Putin dan Pemilu Rusia
Mikahil Kasyanov, PERDANA MENTERI RUSIA (2000-2004),
PEMIMPIN PARTAI OPOSISI UNI DEMOKRASI RAKYAT
SUMBER : KORAN TEMPO, 7 Maret 2012



Tidak banyak orang, apalagi Vladimir Putin yang berencana kembali menduduki kursi kepresidenan pada 4 Maret 2012, yang bisa membayangkan Desember tahun lalu bahwa rakyat Rusia akan, pertama kalinya, bangun dan menggelar unjuk rasa dalam jumlah puluhan ribu, menentang pemerintah. Berbeda dengan kebangkitan Musim Bunga Arab, kekuatan di balik protes yang berlangsung di Rusia saat ini bukan rakyat miskin dan mereka yang tersingkirkan, tapi kelas menengah yang sedang tumbuh berkembang. Itulah bedanya, karena secara historis, keberhasilan transisi menuju demokrasi selalu membutuhkan kelas menengah yang politis termobilisasi.

Kelas menengah yang terdidik dan berhasil di Rusia telah turun ke jalan-jalan menuntut respek dari hierarki Kremlin yang terbenam dalam lumpur penipuan dan korupsi. Pemicu dari semua ini adalah pemalsuan yang kasar hasil pemilihan parlemen pada Desember tahun lalu, yang mengukuhkan perasaan warga bahwa rezim yang berkuasa saat ini memandang rendah keberadaan mereka. Warga Rusia marah terhadap Putin yang memperlakukan jabatan kepresidenannya sebagai sesuatu yang bisa "dipinjamkan" kepada sekutunya--seperti pemegang jabatan presiden saat ini, Dmitri Medvedev--dan menariknya kembali bila dikehendakinya.

Kendati protes meluas di Moskow, Saint Petersburg, dan kota-kota lainnya, penguasa menolak tuntutan pengunjuk rasa agar hasil pemilihan dibatalkan. Semakin jelas bahwa, dengan cara apa pun, Putin bakal bercokol selama enam tahun lagi sebagai penguasa di Rusia. Apa arti dipegangnya lagi jabatan presiden ini oleh Putin bagi Rusia?
Putin, yang terpagar aman dari pesaing-pesaing politik yang riil, tidak bisa lagi kembali ke Kremlin sebagai "presiden pembawa harapan", seperti ia menamakan dirinya sendiri pada 2000 pada awal jabatannya yang pertama. Lagi pula ia tidak lagi mirip Putin "pemimpin nasional", yang pada masa jabatannya yang kedua berhasil menggairahkan kembali negara dan memimpin negara yang sedang mengalami booming ekonomi.

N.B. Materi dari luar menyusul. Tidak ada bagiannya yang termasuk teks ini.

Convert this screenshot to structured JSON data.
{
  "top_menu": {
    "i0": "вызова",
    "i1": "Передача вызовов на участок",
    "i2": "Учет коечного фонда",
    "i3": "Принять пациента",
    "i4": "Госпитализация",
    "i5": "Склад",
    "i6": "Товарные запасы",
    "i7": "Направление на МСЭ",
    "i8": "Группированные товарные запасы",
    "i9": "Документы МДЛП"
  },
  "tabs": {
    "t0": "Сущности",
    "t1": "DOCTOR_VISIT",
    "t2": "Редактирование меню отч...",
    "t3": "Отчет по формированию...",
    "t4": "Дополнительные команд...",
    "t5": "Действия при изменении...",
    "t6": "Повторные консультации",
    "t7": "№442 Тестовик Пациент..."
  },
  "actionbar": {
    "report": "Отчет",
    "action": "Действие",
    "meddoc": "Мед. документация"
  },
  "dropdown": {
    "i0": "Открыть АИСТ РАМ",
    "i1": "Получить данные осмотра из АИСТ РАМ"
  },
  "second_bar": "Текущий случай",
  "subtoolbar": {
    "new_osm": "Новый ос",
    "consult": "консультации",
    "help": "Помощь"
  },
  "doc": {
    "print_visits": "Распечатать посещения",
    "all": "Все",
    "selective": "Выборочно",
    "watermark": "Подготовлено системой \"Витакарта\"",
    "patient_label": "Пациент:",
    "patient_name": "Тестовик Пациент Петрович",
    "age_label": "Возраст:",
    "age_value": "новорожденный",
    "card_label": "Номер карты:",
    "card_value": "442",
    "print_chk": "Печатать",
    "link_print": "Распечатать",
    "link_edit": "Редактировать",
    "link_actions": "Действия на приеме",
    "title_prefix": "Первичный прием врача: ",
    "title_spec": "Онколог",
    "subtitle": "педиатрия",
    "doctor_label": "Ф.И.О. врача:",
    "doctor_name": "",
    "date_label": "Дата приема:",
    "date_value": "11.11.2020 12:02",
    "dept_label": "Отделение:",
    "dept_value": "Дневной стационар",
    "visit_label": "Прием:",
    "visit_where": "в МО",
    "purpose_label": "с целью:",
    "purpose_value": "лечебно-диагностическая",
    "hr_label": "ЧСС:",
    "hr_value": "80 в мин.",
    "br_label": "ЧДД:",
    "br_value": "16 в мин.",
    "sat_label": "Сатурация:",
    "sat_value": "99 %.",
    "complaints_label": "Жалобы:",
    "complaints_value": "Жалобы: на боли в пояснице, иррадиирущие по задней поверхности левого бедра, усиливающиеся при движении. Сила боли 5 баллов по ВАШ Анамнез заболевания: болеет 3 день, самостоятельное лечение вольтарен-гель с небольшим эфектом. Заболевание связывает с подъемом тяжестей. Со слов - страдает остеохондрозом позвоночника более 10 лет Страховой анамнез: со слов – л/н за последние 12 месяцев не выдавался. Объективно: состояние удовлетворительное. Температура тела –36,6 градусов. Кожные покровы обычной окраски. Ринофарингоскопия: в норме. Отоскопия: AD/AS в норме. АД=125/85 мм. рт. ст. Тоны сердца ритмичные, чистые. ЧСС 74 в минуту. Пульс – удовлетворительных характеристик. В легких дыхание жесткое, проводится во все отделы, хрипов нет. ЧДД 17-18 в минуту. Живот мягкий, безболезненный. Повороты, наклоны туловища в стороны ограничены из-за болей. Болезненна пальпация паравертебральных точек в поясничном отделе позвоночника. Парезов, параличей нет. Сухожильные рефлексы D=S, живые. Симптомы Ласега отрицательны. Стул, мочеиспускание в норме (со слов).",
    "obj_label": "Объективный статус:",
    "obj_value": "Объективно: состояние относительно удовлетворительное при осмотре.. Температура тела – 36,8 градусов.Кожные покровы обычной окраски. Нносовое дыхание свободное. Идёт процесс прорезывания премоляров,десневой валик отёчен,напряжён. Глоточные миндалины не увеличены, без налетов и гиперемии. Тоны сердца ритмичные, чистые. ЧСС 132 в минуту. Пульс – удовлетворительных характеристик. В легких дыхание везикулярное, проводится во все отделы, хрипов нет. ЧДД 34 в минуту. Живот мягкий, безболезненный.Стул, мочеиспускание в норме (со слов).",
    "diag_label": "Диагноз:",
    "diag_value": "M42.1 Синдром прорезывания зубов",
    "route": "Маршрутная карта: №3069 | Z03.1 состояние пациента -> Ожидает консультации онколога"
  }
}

Jadi semacam apa Putin III nanti? Bagaimana ia bakal menggunakan kekuasaan yang besar yang diberikan kepada Presiden Rusia dalam suatu sistem politik tanpa checks and balances yang riil. Monolog dan artikel-artikel pra-pemilihan Putin memberikan jawaban yang menggelisahkan: jabatan kepresidenan yang dipegang Putin ini akan bertumpu pada ketidakpahamannya akan struktur hubungan internasional, pasar, dan demokrasi saat ini, serta bakal didorong oleh mesianismenya yang tidak terkendali. Seruan yang menyatakan bahwa liberalisme bisa hidup berdampingan dengan dogma yang statis meremehkan respek terhadap kompleksitas dan pilihan-pilihan sulit yang harus diambil.

Sebenarnya Putin tidak punya apa-apa yang dapat ditawarkannya kepada rakyat Rusia kecuali retorika vulgar yang diulang-ulang. Ia tidak lagi memahami persoalan yang dihadapi negara dan karena itu tidak punya gambaran apa yang perlu dilakukan. Begitu juga ia tidak merisaukan kerusakan yang terjadi akibat buruknya pemerintahan di bawah kepemimpinannya bagi masa depan Rusia. Jabatan kepresidenan ketiga Putin bakal merupakan pemerintahan berdasarkan naluri dan selera, bukan berdasarkan nalar serta penahanan diri.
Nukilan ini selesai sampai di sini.